A short story in the first person about a serial killer who moves to sleepy Kansas town.

I kill people. I can’t always tell you why. Other times there are reasons. Angers. Obsessions. Justices. I enjoy the hunt and the kill. I enjoy the power. The fact remains, however, that I am just a regular guy. Much like you or someone you know. Fighting my way through a world that appears but in truth is only on the surface mundane. There is complexity in much that we see that appears simple. A whole system codified by hundreds of years of reinforcement to bring you the end product that you now see. A complex web of relationships and causes and effects. In everything you see. We are all products of the system, we can’t escape it. Even me. Even monsters like me. The ones your parents warned you about. The ones you feared that night you were sleeping and swore to a sound that only you could hear and your parents told you to go back to sleep but you kept hearing it anyway and it frightened you so that you left the lights on and the nights all never seemed quite the same.

That was me.

It was the Tuesday of the big storm when I arrived in town. Hell of an initiation. It was a town not unlike your hometown called Butcher, Kansas. Well, not unlike your hometown I suppose unless you grew up in a city because Butcher wasn’t like that. But a town nevertheless not unlike so many in small town America with rumors and a Main Street and family-owned bookstores and coffeehouses and little hotels called Bed and Breakfasts. A little river coursed through the backyards of the prominent homes and tall cottonwoods gave them shade and the kids would climb their trunks and inscribe their names in the trunks when they fell and scraped their elbows.
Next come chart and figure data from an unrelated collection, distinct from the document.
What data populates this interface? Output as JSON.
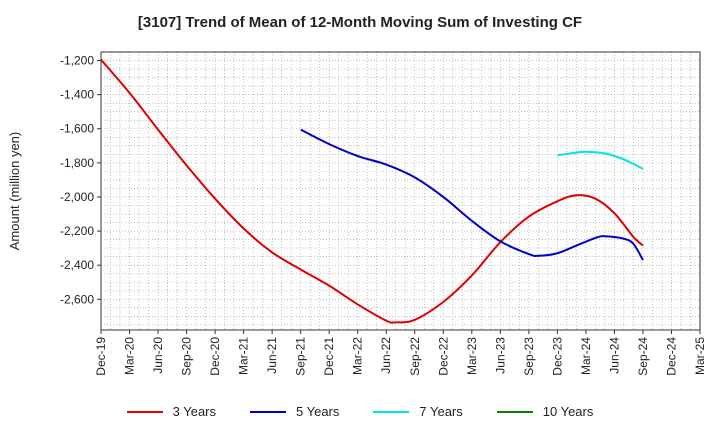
{
  "chart_data": {
    "type": "line",
    "title": "[3107]  Trend of Mean of 12-Month Moving Sum of Investing CF",
    "xlabel": "",
    "ylabel": "Amount (million yen)",
    "ylim": [
      -2780,
      -1150
    ],
    "y_ticks": [
      -1200,
      -1400,
      -1600,
      -1800,
      -2000,
      -2200,
      -2400,
      -2600
    ],
    "y_tick_labels": [
      "-1,200",
      "-1,400",
      "-1,600",
      "-1,800",
      "-2,000",
      "-2,200",
      "-2,400",
      "-2,600"
    ],
    "x_tick_labels": [
      "Dec-19",
      "Mar-20",
      "Jun-20",
      "Sep-20",
      "Dec-20",
      "Mar-21",
      "Jun-21",
      "Sep-21",
      "Dec-21",
      "Mar-22",
      "Jun-22",
      "Sep-22",
      "Dec-22",
      "Mar-23",
      "Jun-23",
      "Sep-23",
      "Dec-23",
      "Mar-24",
      "Jun-24",
      "Sep-24",
      "Dec-24",
      "Mar-25"
    ],
    "x_months_range": [
      0,
      63
    ],
    "grid": true,
    "legend_position": "bottom",
    "series": [
      {
        "name": "3 Years",
        "color": "#e00000",
        "points": [
          [
            0,
            -1195
          ],
          [
            3,
            -1390
          ],
          [
            6,
            -1605
          ],
          [
            9,
            -1815
          ],
          [
            12,
            -2010
          ],
          [
            15,
            -2185
          ],
          [
            18,
            -2325
          ],
          [
            21,
            -2425
          ],
          [
            24,
            -2520
          ],
          [
            27,
            -2630
          ],
          [
            30,
            -2725
          ],
          [
            31,
            -2735
          ],
          [
            33,
            -2720
          ],
          [
            36,
            -2615
          ],
          [
            39,
            -2460
          ],
          [
            42,
            -2265
          ],
          [
            45,
            -2115
          ],
          [
            48,
            -2025
          ],
          [
            50,
            -1990
          ],
          [
            52,
            -2010
          ],
          [
            54,
            -2095
          ],
          [
            56,
            -2235
          ],
          [
            57,
            -2285
          ]
        ]
      },
      {
        "name": "5 Years",
        "color": "#0000cc",
        "points": [
          [
            21,
            -1605
          ],
          [
            24,
            -1690
          ],
          [
            27,
            -1760
          ],
          [
            30,
            -1810
          ],
          [
            33,
            -1885
          ],
          [
            36,
            -2000
          ],
          [
            39,
            -2140
          ],
          [
            42,
            -2260
          ],
          [
            45,
            -2335
          ],
          [
            46,
            -2345
          ],
          [
            48,
            -2330
          ],
          [
            50,
            -2285
          ],
          [
            52,
            -2240
          ],
          [
            53,
            -2230
          ],
          [
            55,
            -2245
          ],
          [
            56,
            -2275
          ],
          [
            57,
            -2370
          ]
        ]
      },
      {
        "name": "7 Years",
        "color": "#00e5e5",
        "points": [
          [
            48,
            -1755
          ],
          [
            50,
            -1740
          ],
          [
            51,
            -1735
          ],
          [
            53,
            -1745
          ],
          [
            55,
            -1780
          ],
          [
            57,
            -1835
          ]
        ]
      },
      {
        "name": "10 Years",
        "color": "#008000",
        "points": []
      }
    ]
  }
}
But on this day it was dark and one hell of a cloud came up behind me so my taxi driver flew down the highway and tossed my bags to the curb and was gone without even taking the tip I tried to hand him. I guess the wind musta pushed him on. It was strong that day. Real strong even as I stood in front of the hostel where I was supposed to stay and getting stronger.

If you were from Butcher, it was a day that you’d never forget. Every town has one. The day God’s great finger descends down from heaven and gets to scraping its great nail across the landscape. In California it’s the fires. In Texas it’s the flood. In Florida it’s the hurricane and in Butcher it’s the tornado. But the tornado wasn’t the only thing that the residents of Butcher would regret arriving that day. In the years to come they’d come to regret me too and with equal or greater conviction. This is, in fact, one of the great sources of artistic pride that I hold quite dear. Butcher Kansas is known for two things: that storm. And that murderer.